First, some 200 gravestones were upended in a Jewish cemetery outside St. Louis last weekend. Then we learned that the suspect in Wednesday’s fatal shooting in Olathe had reportedly spewed racial slurs at two engineers born in India, yelling, “Get out of my country!” and later bragging to a bartender that he’d just killed two Middle Eastern men.
Unfortunately, this is part of a pattern. A spate of anti-Semitic incidents has occurred in recent weeks, and the Council on American-Islamic Relations reports an unprecedented increase in hate incidents involving Muslims and other minorities since the November election. The Southern Poverty Law Center weighed in on why the number of hate groups was up again last year, too, “as the radical right was energized by the candidacy of Donald Trump.”

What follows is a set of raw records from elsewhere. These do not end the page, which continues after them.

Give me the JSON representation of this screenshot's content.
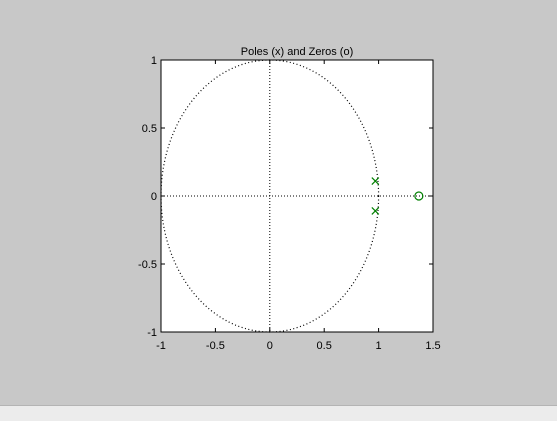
{
  "chart_data": {
    "type": "scatter",
    "title": "Poles (x) and Zeros (o)",
    "xlabel": "",
    "ylabel": "",
    "xlim": [
      -1,
      1.5
    ],
    "ylim": [
      -1,
      1
    ],
    "x_ticks": [
      "-1",
      "-0.5",
      "0",
      "0.5",
      "1",
      "1.5"
    ],
    "y_ticks": [
      "1",
      "0.5",
      "0",
      "-0.5",
      "-1"
    ],
    "grid": false,
    "unit_circle": true,
    "reference_axes": true,
    "series": [
      {
        "marker": "x",
        "color": "#007f00",
        "points": [
          [
            0.97,
            0.11
          ],
          [
            0.97,
            -0.11
          ]
        ]
      },
      {
        "marker": "o",
        "color": "#007f00",
        "points": [
          [
            1.37,
            0.0
          ]
        ]
      }
    ]
  },
  "colors": {
    "figure_background": "#c8c8c8",
    "axes_background": "#ffffff",
    "marker": "#007f00"
  }
}
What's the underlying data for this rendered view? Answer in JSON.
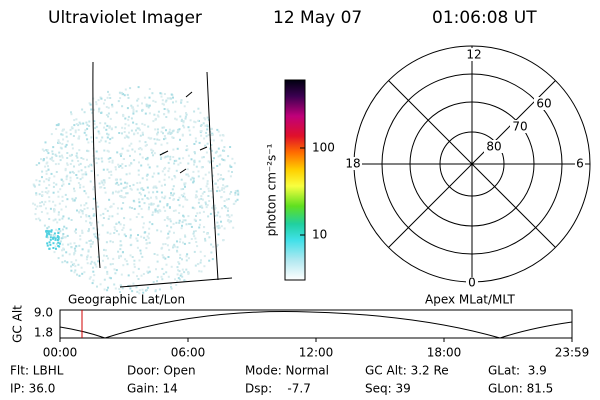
{
  "header": {
    "title": "Ultraviolet Imager",
    "date": "12 May 07",
    "time": "01:06:08 UT"
  },
  "colorbar": {
    "label": "photon cm⁻²s⁻¹",
    "ticks": [
      "100",
      "10"
    ]
  },
  "polar": {
    "labels": [
      "12",
      "60",
      "70",
      "80",
      "18",
      "6",
      "0"
    ]
  },
  "captions": [
    "Geographic Lat/Lon",
    "Apex MLat/MLT"
  ],
  "orbit_plot": {
    "ylabel": "GC Alt",
    "yticks": [
      "9.0",
      "1.8"
    ],
    "xticks": [
      "00:00",
      "06:00",
      "12:00",
      "18:00",
      "23:59"
    ]
  },
  "info": {
    "rows": [
      [
        "Flt: LBHL",
        "Door: Open",
        "Mode: Normal",
        "GC Alt: 3.2 Re",
        "GLat:  3.9"
      ],
      [
        "IP: 36.0",
        "Gain: 14",
        "Dsp:    -7.7",
        "Seq: 39",
        "GLon: 81.5"
      ]
    ]
  }
}
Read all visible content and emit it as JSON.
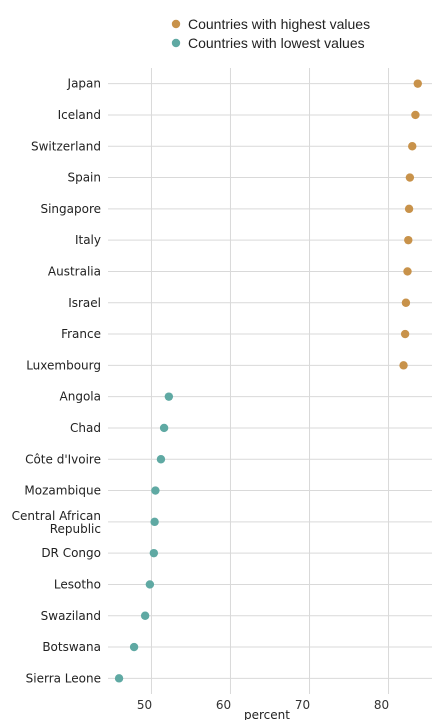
{
  "chart_data": {
    "type": "scatter",
    "title": "",
    "xlabel": "percent",
    "ylabel": "",
    "xlim": [
      44.5,
      85.5
    ],
    "xticks": [
      50,
      60,
      70,
      80
    ],
    "grid": true,
    "legend_position": "top",
    "series": [
      {
        "name": "Countries with highest values",
        "color": "#c8924a",
        "points": [
          {
            "label": "Japan",
            "value": 83.7
          },
          {
            "label": "Iceland",
            "value": 83.4
          },
          {
            "label": "Switzerland",
            "value": 83.0
          },
          {
            "label": "Spain",
            "value": 82.7
          },
          {
            "label": "Singapore",
            "value": 82.6
          },
          {
            "label": "Italy",
            "value": 82.5
          },
          {
            "label": "Australia",
            "value": 82.4
          },
          {
            "label": "Israel",
            "value": 82.2
          },
          {
            "label": "France",
            "value": 82.1
          },
          {
            "label": "Luxembourg",
            "value": 81.9
          }
        ]
      },
      {
        "name": "Countries with lowest values",
        "color": "#5fa9a3",
        "points": [
          {
            "label": "Angola",
            "value": 52.2
          },
          {
            "label": "Chad",
            "value": 51.6
          },
          {
            "label": "Côte d'Ivoire",
            "value": 51.2
          },
          {
            "label": "Mozambique",
            "value": 50.5
          },
          {
            "label": "Central African Republic",
            "value": 50.4
          },
          {
            "label": "DR Congo",
            "value": 50.3
          },
          {
            "label": "Lesotho",
            "value": 49.8
          },
          {
            "label": "Swaziland",
            "value": 49.2
          },
          {
            "label": "Botswana",
            "value": 47.8
          },
          {
            "label": "Sierra Leone",
            "value": 45.9
          }
        ]
      }
    ]
  }
}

In a visit Wednesday to Chesed Shel Emeth Cemetery in University City, Mo., Vice President Mike Pence rightly condemned “this vile act of vandalism and those that perpetrate it in the strongest possible terms.” President Trump himself belatedly noted that “anti-Semitism is horrible, and it’s going to stop and it has to stop.”
Since the president also spoke of the “work that still must be done to root out hate and prejudice and evil,’’ perhaps he’ll start with his strategist Steve Bannon, who believes that we’re at war with Islam itself, and who has called George W. Bush “one of the dumbest presidents in the history of these United States” for insisting otherwise.
Amid deportations that the president has described as “military,’’ let’s not forget that Bannon has demonized even legal immigrants.
“Isn’t the beating heart of this problem right now,” he said on his radio show last year, “the real beating heart of what we’ve got to get sorted here, is not illegal immigration, as horrific as that is, and it’s horrific; don’t we have a problem we’ve looked the other way on, this legal immigration that’s kind of overwhelmed the country?”
What’s overwhelming much of the country is the contempt that Bannon, whose handiwork in this young administration includes the proposed travel ban from seven predominantly Muslim countries, seems to have for any newcomer to our immigrant nation.
There is also intolerance on the left — more than ever, in fact, with even minor policy differences ending friendships. But Bannon’s stated goal, the “deconstruction of the administrative state,” will deconstruct far more.
He has already unraveled whatever remained of the consensus that President Barack Obama was right when he said that we’re more alike than we are different and that we aren’t that far apart.
Bannon’s efforts to deconstruct the First Amendment may paradoxically end up strengthening the free press, just as efforts to delegitimize Trump only made his supporters dig in.
But sooner or later, the chaos-loving man many see as Trump’s Rasputin will deconstruct Trump’s presidency, too.
And because he’ll do so much damage along the way if unchecked, the single most salutary, self-protective move that the president who adopted “You’re fired!” as his motto could make would be to address his catchphrase to his top adviser.